Deutsche Bank AG DB has initiated a sweeping restructuring plan in a bid to boost profitability. While the restructuring is necessary, the profitability goal is long-dated and near-terms earnings are likely to be weak, according to Bank of America.
The Analyst
Bank of America’s Andrew Stimpson maintained an Underperform rating on Deutsche Bank with an unchanged price target of 5 euros.
The Thesis
Deutsche Bank launched an ambitious restructuring plan, which involves exiting equities and lowering costs by 6 billion euros, Stimpson said in the note. He added that the company has already initiated headcount reductions of 18,000 employees.
While management has a track record of achieving cost reductions, there are concerns related to capital ratios and revenues, both of which could “get worse before improving,” Stimpson mentioned. He added that Deutsche Bank’s new non-core unit (CRU) could continue to be a drag on profits till 2022.
The company is targeting 8% returns, versus breakeven in 2018. While this would be a significant achievement, banks typically have a hard time growing or even sustaining revenues alongside downsizing and cost cutting, the analyst commented.

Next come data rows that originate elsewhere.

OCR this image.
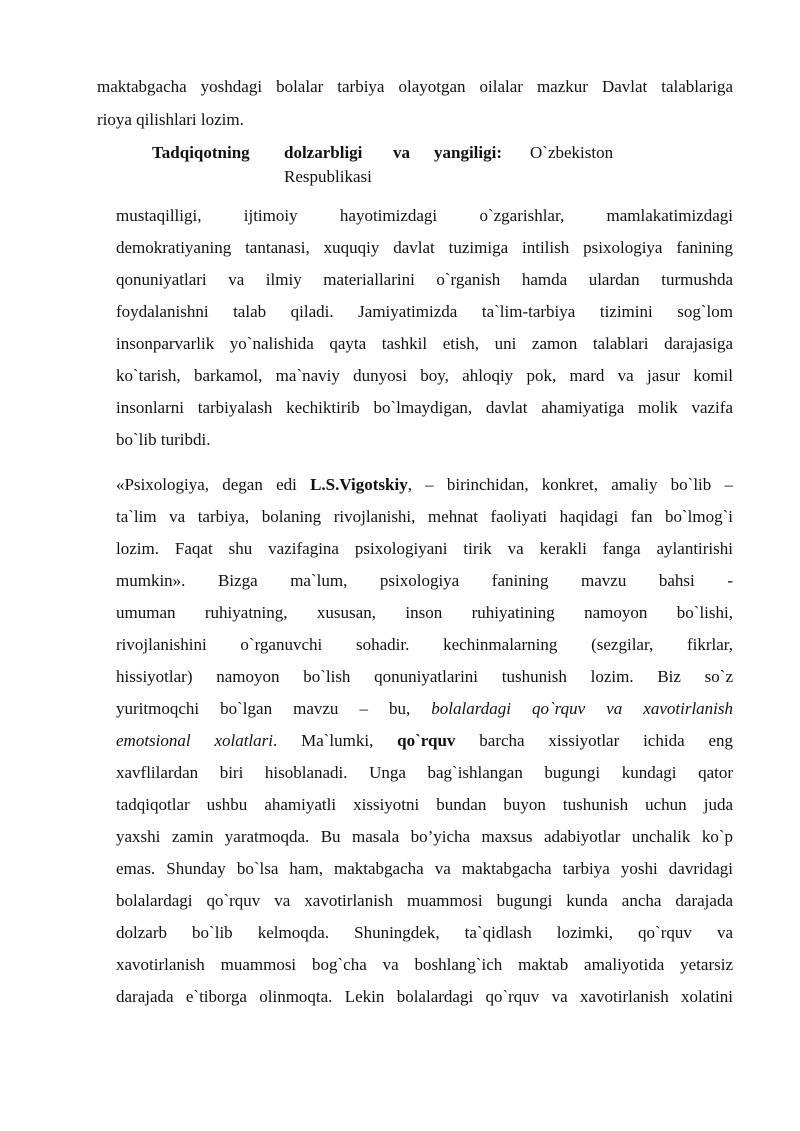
maktabgacha yoshdagi bolalar tarbiya olayotgan oilalar mazkur Davlat talablariga
rioya qilishlari lozim.
Tadqiqotning dolzarbligi va yangiligi: O`zbekiston
Respublikasi
mustaqilligi, ijtimoiy hayotimizdagi o`zgarishlar, mamlakatimizdagi
demokratiyaning tantanasi, xuquqiy davlat tuzimiga intilish psixologiya fanining
qonuniyatlari va ilmiy materiallarini o`rganish hamda ulardan turmushda
foydalanishni talab qiladi. Jamiyatimizda ta`lim-tarbiya tizimini sog`lom
insonparvarlik yo`nalishida qayta tashkil etish, uni zamon talablari darajasiga
ko`tarish, barkamol, ma`naviy dunyosi boy, ahloqiy pok, mard va jasur komil
insonlarni tarbiyalash kechiktirib bo`lmaydigan, davlat ahamiyatiga molik vazifa
bo`lib turibdi.
«Psixologiya, degan edi L.S.Vigotskiy, – birinchidan, konkret, amaliy bo`lib –
ta`lim va tarbiya, bolaning rivojlanishi, mehnat faoliyati haqidagi fan bo`lmog`i
lozim. Faqat shu vazifagina psixologiyani tirik va kerakli fanga aylantirishi
mumkin». Bizga ma`lum, psixologiya fanining mavzu bahsi -
umuman ruhiyatning, xususan, inson ruhiyatining namoyon bo`lishi,
rivojlanishini o`rganuvchi sohadir. kechinmalarning (sezgilar, fikrlar,
hissiyotlar) namoyon bo`lish qonuniyatlarini tushunish lozim. Biz so`z
yuritmoqchi bo`lgan mavzu – bu, bolalardagi qo`rquv va xavotirlanish
emotsional xolatlari. Ma`lumki, qo`rquv barcha xissiyotlar ichida eng
xavflilardan biri hisoblanadi. Unga bag`ishlangan bugungi kundagi qator
tadqiqotlar ushbu ahamiyatli xissiyotni bundan buyon tushunish uchun juda
yaxshi zamin yaratmoqda. Bu masala bo’yicha maxsus adabiyotlar unchalik ko`p
emas. Shunday bo`lsa ham, maktabgacha va maktabgacha tarbiya yoshi davridagi
bolalardagi qo`rquv va xavotirlanish muammosi bugungi kunda ancha darajada
dolzarb bo`lib kelmoqda. Shuningdek, ta`qidlash lozimki, qo`rquv va
xavotirlanish muammosi bog`cha va boshlang`ich maktab amaliyotida yetarsiz
darajada e`tiborga olinmoqta. Lekin bolalardagi qo`rquv va xavotirlanish xolatini
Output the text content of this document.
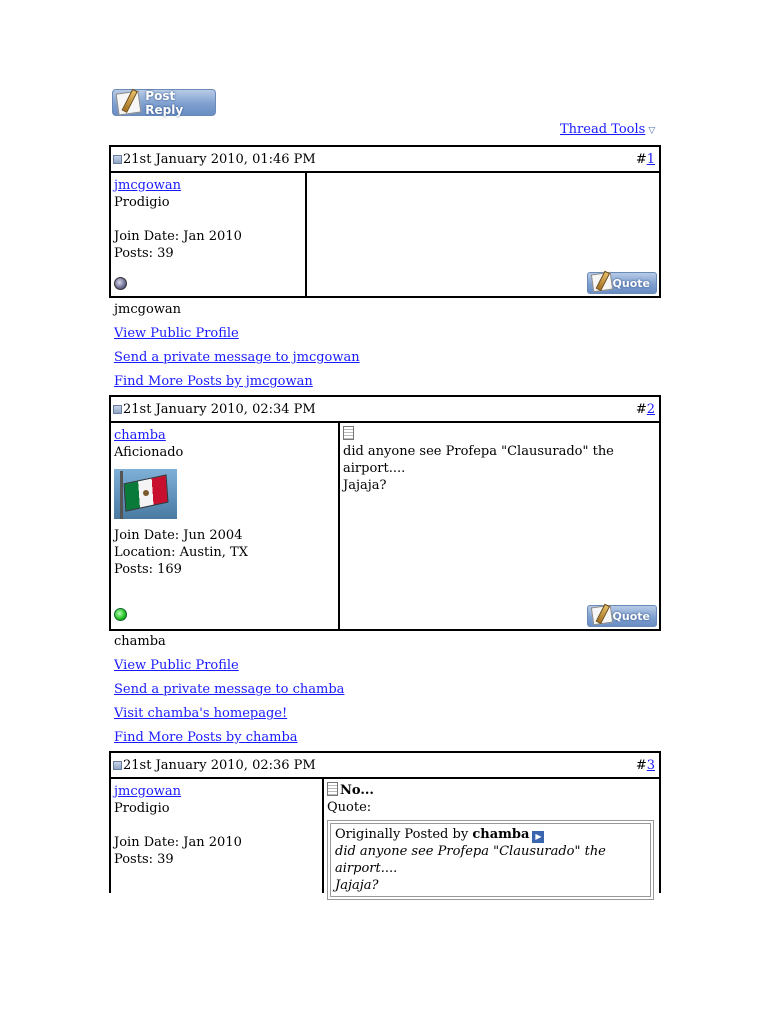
Post Reply
Thread Tools ▽
21st January 2010, 01:46 PM	#1
jmcgowan
Prodigio
Join Date: Jan 2010
Posts: 39
Quote
jmcgowan
View Public Profile
Send a private message to jmcgowan
Find More Posts by jmcgowan
21st January 2010, 02:34 PM	#2
chamba
Aficionado
Join Date: Jun 2004
Location: Austin, TX
Posts: 169
did anyone see Profepa "Clausurado" the airport....
Jajaja?
Quote
chamba
View Public Profile
Send a private message to chamba
Visit chamba's homepage!
Find More Posts by chamba
21st January 2010, 02:36 PM	#3
jmcgowan
Prodigio
Join Date: Jan 2010
Posts: 39
No...
Quote:
Originally Posted by chamba ▶
did anyone see Profepa "Clausurado" the airport....
Jajaja?
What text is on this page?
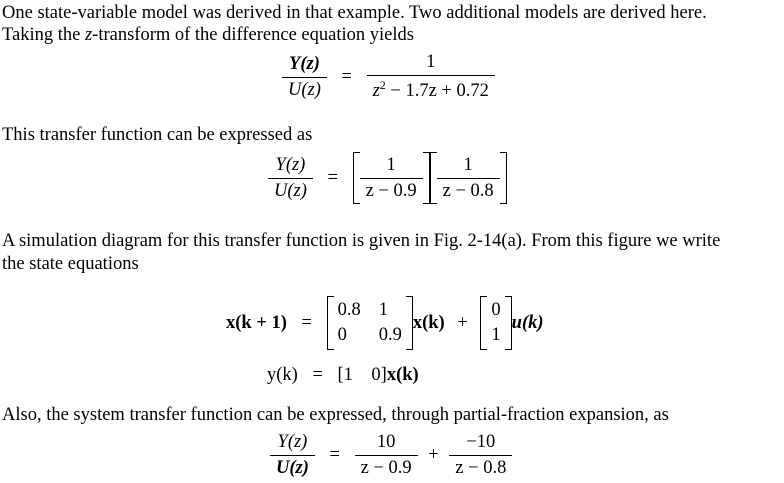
One state-variable model was derived in that example. Two additional models are derived here.
Taking the z-transform of the difference equation yields
$\frac{Y(z)}{U(z)} = \frac{1}{z^2 - 1.7z + 0.72}$
This transfer function can be expressed as
$\frac{Y(z)}{U(z)} = \frac{1}{z - 0.9} \frac{1}{z - 0.8}$
A simulation diagram for this transfer function is given in Fig. 2-14(a). From this figure we write
the state equations
x(k + 1) =
0.8	1
0	0.9
x(k) +
0
1
u(k)
y(k) = [1    0]x(k)
Also, the system transfer function can be expressed, through partial-fraction expansion, as
$\frac{Y(z)}{U(z)} = \frac{10}{z - 0.9} + \frac{-10}{z - 0.8}$
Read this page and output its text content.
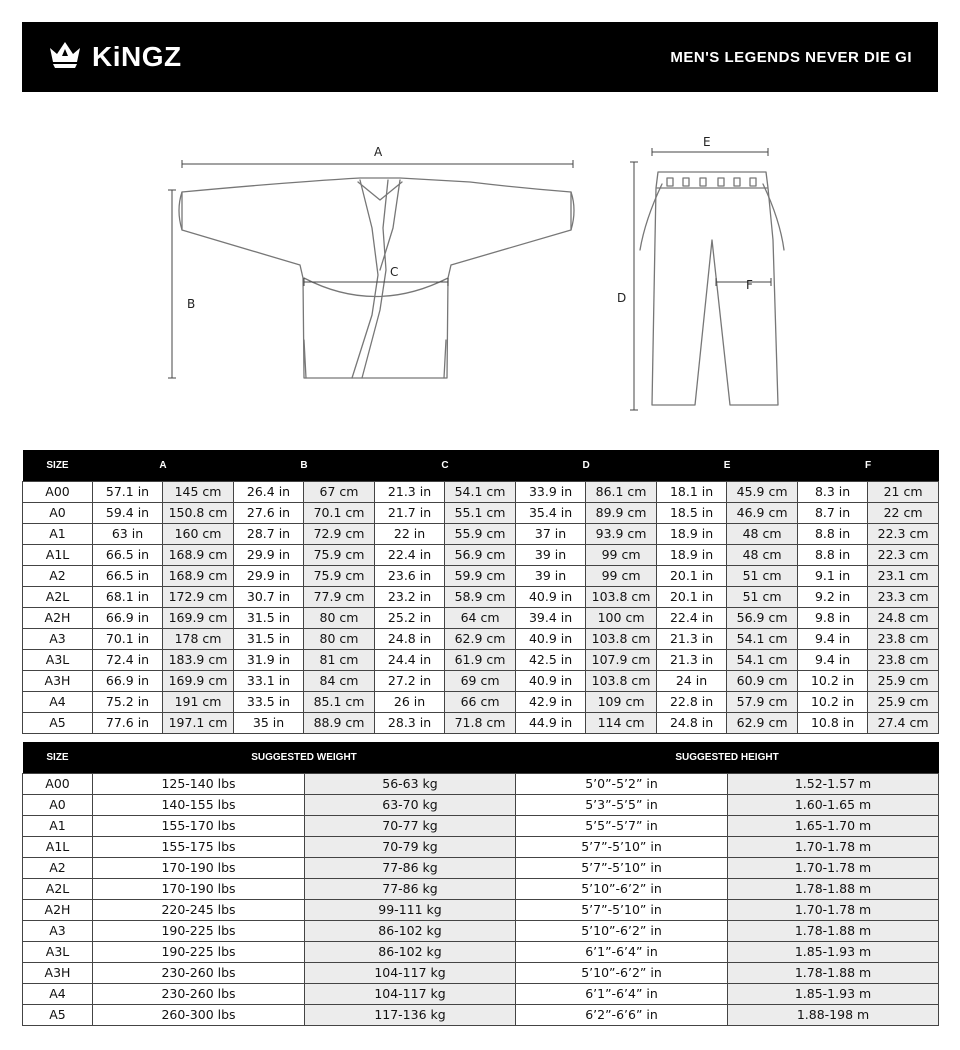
KiNGZ	MEN'S LEGENDS NEVER DIE GI
A
B
C
E
D
F
SIZE	A		B		C		D		E		F	
A00	57.1 in	145 cm	26.4 in	67 cm	21.3 in	54.1 cm	33.9 in	86.1 cm	18.1 in	45.9 cm	8.3 in	21 cm
A0	59.4 in	150.8 cm	27.6 in	70.1 cm	21.7 in	55.1 cm	35.4 in	89.9 cm	18.5 in	46.9 cm	8.7 in	22 cm
A1	63 in	160 cm	28.7 in	72.9 cm	22 in	55.9 cm	37 in	93.9 cm	18.9 in	48 cm	8.8 in	22.3 cm
A1L	66.5 in	168.9 cm	29.9 in	75.9 cm	22.4 in	56.9 cm	39 in	99 cm	18.9 in	48 cm	8.8 in	22.3 cm
A2	66.5 in	168.9 cm	29.9 in	75.9 cm	23.6 in	59.9 cm	39 in	99 cm	20.1 in	51 cm	9.1 in	23.1 cm
A2L	68.1 in	172.9 cm	30.7 in	77.9 cm	23.2 in	58.9 cm	40.9 in	103.8 cm	20.1 in	51 cm	9.2 in	23.3 cm
A2H	66.9 in	169.9 cm	31.5 in	80 cm	25.2 in	64 cm	39.4 in	100 cm	22.4 in	56.9 cm	9.8 in	24.8 cm
A3	70.1 in	178 cm	31.5 in	80 cm	24.8 in	62.9 cm	40.9 in	103.8 cm	21.3 in	54.1 cm	9.4 in	23.8 cm
A3L	72.4 in	183.9 cm	31.9 in	81 cm	24.4 in	61.9 cm	42.5 in	107.9 cm	21.3 in	54.1 cm	9.4 in	23.8 cm
A3H	66.9 in	169.9 cm	33.1 in	84 cm	27.2 in	69 cm	40.9 in	103.8 cm	24 in	60.9 cm	10.2 in	25.9 cm
A4	75.2 in	191 cm	33.5 in	85.1 cm	26 in	66 cm	42.9 in	109 cm	22.8 in	57.9 cm	10.2 in	25.9 cm
A5	77.6 in	197.1 cm	35 in	88.9 cm	28.3 in	71.8 cm	44.9 in	114 cm	24.8 in	62.9 cm	10.8 in	27.4 cm
SIZE	SUGGESTED WEIGHT		SUGGESTED HEIGHT	
A00	125-140 lbs	56-63 kg	5’0”-5’2” in	1.52-1.57 m
A0	140-155 lbs	63-70 kg	5’3”-5’5” in	1.60-1.65 m
A1	155-170 lbs	70-77 kg	5’5”-5’7” in	1.65-1.70 m
A1L	155-175 lbs	70-79 kg	5’7”-5’10” in	1.70-1.78 m
A2	170-190 lbs	77-86 kg	5’7”-5’10” in	1.70-1.78 m
A2L	170-190 lbs	77-86 kg	5’10”-6’2” in	1.78-1.88 m
A2H	220-245 lbs	99-111 kg	5’7”-5’10” in	1.70-1.78 m
A3	190-225 lbs	86-102 kg	5’10”-6’2” in	1.78-1.88 m
A3L	190-225 lbs	86-102 kg	6’1”-6’4” in	1.85-1.93 m
A3H	230-260 lbs	104-117 kg	5’10”-6’2” in	1.78-1.88 m
A4	230-260 lbs	104-117 kg	6’1”-6’4” in	1.85-1.93 m
A5	260-300 lbs	117-136 kg	6’2”-6’6” in	1.88-198 m
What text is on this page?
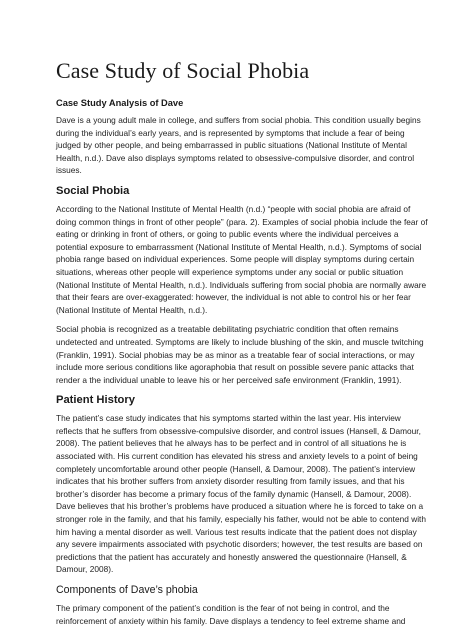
Case Study of Social Phobia
Case Study Analysis of Dave

Dave is a young adult male in college, and suffers from social phobia. This condition usually begins during the individual’s early years, and is represented by symptoms that include a fear of being judged by other people, and being embarrassed in public situations (National Institute of Mental Health, n.d.). Dave also displays symptoms related to obsessive-compulsive disorder, and control issues.

Social Phobia

According to the National Institute of Mental Health (n.d.) “people with social phobia are afraid of doing common things in front of other people” (para. 2). Examples of social phobia include the fear of eating or drinking in front of others, or going to public events where the individual perceives a potential exposure to embarrassment (National Institute of Mental Health, n.d.). Symptoms of social phobia range based on individual experiences. Some people will display symptoms during certain situations, whereas other people will experience symptoms under any social or public situation (National Institute of Mental Health, n.d.). Individuals suffering from social phobia are normally aware that their fears are over-exaggerated: however, the individual is not able to control his or her fear (National Institute of Mental Health, n.d.).

Social phobia is recognized as a treatable debilitating psychiatric condition that often remains undetected and untreated. Symptoms are likely to include blushing of the skin, and muscle twitching (Franklin, 1991). Social phobias may be as minor as a treatable fear of social interactions, or may include more serious conditions like agoraphobia that result on possible severe panic attacks that render a the individual unable to leave his or her perceived safe environment (Franklin, 1991).

Patient History

The patient’s case study indicates that his symptoms started within the last year. His interview reflects that he suffers from obsessive-compulsive disorder, and control issues (Hansell, & Damour, 2008). The patient believes that he always has to be perfect and in control of all situations he is associated with. His current condition has elevated his stress and anxiety levels to a point of being completely uncomfortable around other people (Hansell, & Damour, 2008). The patient’s interview indicates that his brother suffers from anxiety disorder resulting from family issues, and that his brother’s disorder has become a primary focus of the family dynamic (Hansell, & Damour, 2008). Dave believes that his brother’s problems have produced a situation where he is forced to take on a stronger role in the family, and that his family, especially his father, would not be able to contend with him having a mental disorder as well. Various test results indicate that the patient does not display any severe impairments associated with psychotic disorders; however, the test results are based on predictions that the patient has accurately and honestly answered the questionnaire (Hansell, & Damour, 2008).

Components of Dave’s phobia

The primary component of the patient’s condition is the fear of not being in control, and the reinforcement of anxiety within his family. Dave displays a tendency to feel extreme shame and
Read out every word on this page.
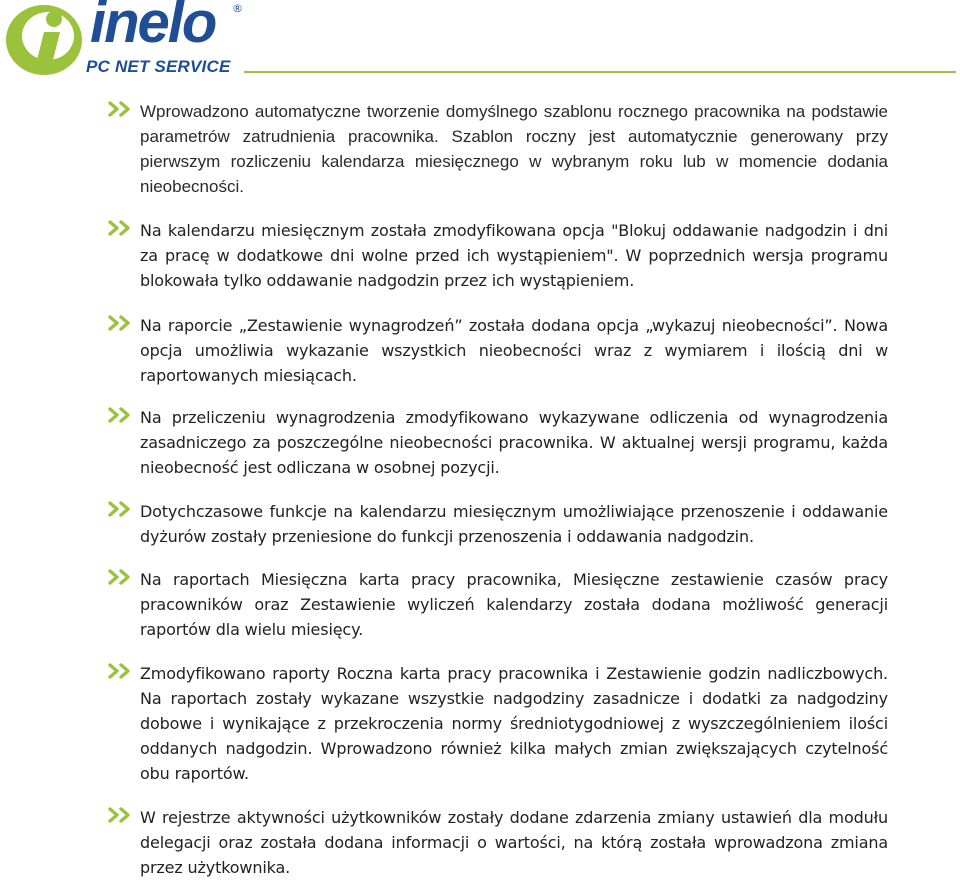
inelo ®
PC NET SERVICE
Wprowadzono automatyczne tworzenie domyślnego szablonu rocznego pracownika na podstawie parametrów zatrudnienia pracownika. Szablon roczny jest automatycznie generowany przy pierwszym rozliczeniu kalendarza miesięcznego w wybranym roku lub w momencie dodania nieobecności.
Na kalendarzu miesięcznym została zmodyfikowana opcja "Blokuj oddawanie nadgodzin i dni za pracę w dodatkowe dni wolne przed ich wystąpieniem". W poprzednich wersja programu blokowała tylko oddawanie nadgodzin przez ich wystąpieniem.
Na raporcie „Zestawienie wynagrodzeń” została dodana opcja „wykazuj nieobecności”. Nowa opcja umożliwia wykazanie wszystkich nieobecności wraz z wymiarem i ilością dni w raportowanych miesiącach.
Na przeliczeniu wynagrodzenia zmodyfikowano wykazywane odliczenia od wynagrodzenia zasadniczego za poszczególne nieobecności pracownika. W aktualnej wersji programu, każda nieobecność jest odliczana w osobnej pozycji.
Dotychczasowe funkcje na kalendarzu miesięcznym umożliwiające przenoszenie i oddawanie dyżurów zostały przeniesione do funkcji przenoszenia i oddawania nadgodzin.
Na raportach Miesięczna karta pracy pracownika, Miesięczne zestawienie czasów pracy pracowników oraz Zestawienie wyliczeń kalendarzy została dodana możliwość generacji raportów dla wielu miesięcy.
Zmodyfikowano raporty Roczna karta pracy pracownika i Zestawienie godzin nadliczbowych. Na raportach zostały wykazane wszystkie nadgodziny zasadnicze i dodatki za nadgodziny dobowe i wynikające z przekroczenia normy średniotygodniowej z wyszczególnieniem ilości oddanych nadgodzin. Wprowadzono również kilka małych zmian zwiększających czytelność obu raportów.
W rejestrze aktywności użytkowników zostały dodane zdarzenia zmiany ustawień dla modułu delegacji oraz została dodana informacji o wartości, na którą została wprowadzona zmiana przez użytkownika.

Stimpson further noted that Deutsche Bank may need to achieve a higher growth rate than what the 2018-2022 CAGRs currently imply. Moreover, the company could face an unfavorable interest rate environment over the next few years, as the ECB seems likely to announce rate cuts rather than hikes.
Price Action
Shares of Deutsche Bank traded lower by another 2.4% to $7.36 at time of publication.